Many CFOs have not deeply investigated the limitations of the accounting, general ledger, and/or reporting systems that they depend upon so heavily. They often focus on these systems’ capabilities with respect to providing regulatory and financial reporting. However, there is a significant ‘new world of finance’ that CFOs can tackle by leveraging BI and data warehousing to integrate data in a way that helps transform finance processes and related analytics. Exploration of these opportunities is usually left to I/T and BI professionals, who often have limited insight into financial data and the individual processes that generate it. As a result, many CFOs are looking to partner more effectively with I/T in an effort to leverage BI-related technologies in a way that provides finance and other decision-makers with information that is more current, more accurate, and more meaningful.
The finance department sits at the information nexus of the organization. Finance can be a powerful agent of organizational change. It can leverage the information that it collects to assist executives and line of business managers to optimize processes, achieve goals, avert problems, and make decisions. Most Finance departments are playing a back office role: they are forced to spend too much time producing internal and statutory financial reports, which leaves little time to analyze data and collaborate with business managers about how to improve the business. In the process of producing all these reports, finance teams create information silos, using spreadsheets and other low-cost tools that interfere with top executives’ ability to obtain a consistent view of enterprise performance. Forward-thinking finance departments have learned to partner with the IT department—more specifically, the business intelligence (BI) team—whose job is to manage information and deliver a single version of corporate truth. In so doing, they have liberated themselves from manual data collection and report production processes so they can engage in more value-added activities.

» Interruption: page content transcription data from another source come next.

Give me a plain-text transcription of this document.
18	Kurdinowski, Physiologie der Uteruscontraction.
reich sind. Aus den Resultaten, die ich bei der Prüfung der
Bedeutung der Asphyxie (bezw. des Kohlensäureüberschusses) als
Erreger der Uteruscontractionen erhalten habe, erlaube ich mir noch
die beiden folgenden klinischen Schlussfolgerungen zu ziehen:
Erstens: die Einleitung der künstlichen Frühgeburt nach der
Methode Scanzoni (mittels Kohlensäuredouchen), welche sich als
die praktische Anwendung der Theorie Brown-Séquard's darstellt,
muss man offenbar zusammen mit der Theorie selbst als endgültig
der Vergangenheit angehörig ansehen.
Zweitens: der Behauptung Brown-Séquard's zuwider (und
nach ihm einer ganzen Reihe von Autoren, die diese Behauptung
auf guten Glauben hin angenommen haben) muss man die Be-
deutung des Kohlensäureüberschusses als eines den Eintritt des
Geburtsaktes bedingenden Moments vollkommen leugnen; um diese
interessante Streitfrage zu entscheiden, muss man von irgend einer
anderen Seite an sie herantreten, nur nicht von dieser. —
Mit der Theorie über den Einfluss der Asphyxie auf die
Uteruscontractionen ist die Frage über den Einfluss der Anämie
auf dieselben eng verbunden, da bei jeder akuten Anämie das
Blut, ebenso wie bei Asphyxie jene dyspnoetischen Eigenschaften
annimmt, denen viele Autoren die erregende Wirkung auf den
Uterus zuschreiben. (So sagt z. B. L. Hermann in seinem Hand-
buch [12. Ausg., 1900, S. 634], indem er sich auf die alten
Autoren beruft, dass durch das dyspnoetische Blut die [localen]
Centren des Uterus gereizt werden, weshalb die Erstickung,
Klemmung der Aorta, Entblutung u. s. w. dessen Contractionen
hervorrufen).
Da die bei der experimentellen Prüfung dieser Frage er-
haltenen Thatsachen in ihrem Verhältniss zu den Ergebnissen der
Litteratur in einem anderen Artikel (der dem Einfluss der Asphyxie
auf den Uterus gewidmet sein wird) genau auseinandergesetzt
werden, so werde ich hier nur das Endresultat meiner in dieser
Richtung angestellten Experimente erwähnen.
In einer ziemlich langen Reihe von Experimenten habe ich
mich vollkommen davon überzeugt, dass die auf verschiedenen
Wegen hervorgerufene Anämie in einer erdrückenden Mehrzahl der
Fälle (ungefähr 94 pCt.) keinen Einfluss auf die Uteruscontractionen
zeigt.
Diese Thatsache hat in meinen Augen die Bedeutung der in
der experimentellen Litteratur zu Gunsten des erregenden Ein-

To succeed, the BI team must create a data warehousing environment that contains all the data that the finance department needs, with the appropriate rules and calculations already applied. The data must reconcile to the penny with operational reports generated from the general ledger. The BI team must also provide reporting, analysis, dashboard, and planning tools that access the data warehouse as well as other data sources and empower finance users to explore data on their own without IT assistance. Once the BI team delivers a solid DW and BI infrastructure, the finance department can spend 80% of its time analyzing data instead of collecting it. They can work proactively with the business to forecast the future instead of report on the past. Armed with analytical insights, the finance department can collaborate with business managers to optimize pricing, reduce inventory, streamline procurement, or improve product profitability. They can help business managers evaluate options, such as whether to add more salespeople, change commission fees, partner with a new supplier, or change merchandising assortments, make new customer pricing, and build better multi-channel investments and operations. There are several great examples recently, in many industries, where the DW/BI has worked closely with the financial team, to enable a vast new set of analytics and decision-making processes. Following are just two examples of many:
A very large telecom company, with ten of millions of customers, needed to separately analyze the business and consumer customer bases. Senior management required a more consolidated, transparent, and faster view of line of business performances. Through a joint effort the team created a new subscriber reporting system capturing daily changes through self-service BI views; created a 30-line subscriber-level P&L through a portal; automated key metrics which were manual; automated average revenue per subscriber data/reports; and now provides a single, integrated platform which feeds enterprise-wide, reliable metric calculations… all for faster and more accurate resource management and decision-making. A large technology manufacturing company needed to implement a single data warehouse to achieve an easily synchronized, consistent view of company performance at any given point in time. The team determined that there was an excessive amount of manual labor and spreadsheet reliance for reporting and analytics – e.g. pricing decisions slowed by inability to integrate pricing, sales history, compliance metrics and CRM information. By consolidating and integrating financial information, the company can now quickly factor sales history and compliance behavior into product pricing negotiations and has also accelerated processes such as revenue reporting (now completed in minutes). By combining production, sales forecast and financial costing data, they can better identify which yield improvement projects will provide the highest return, generating $100 million in incremental annual gross margin. Through quick synchronization with the ERP system, they can now roll up consolidated financial data within minutes not hours.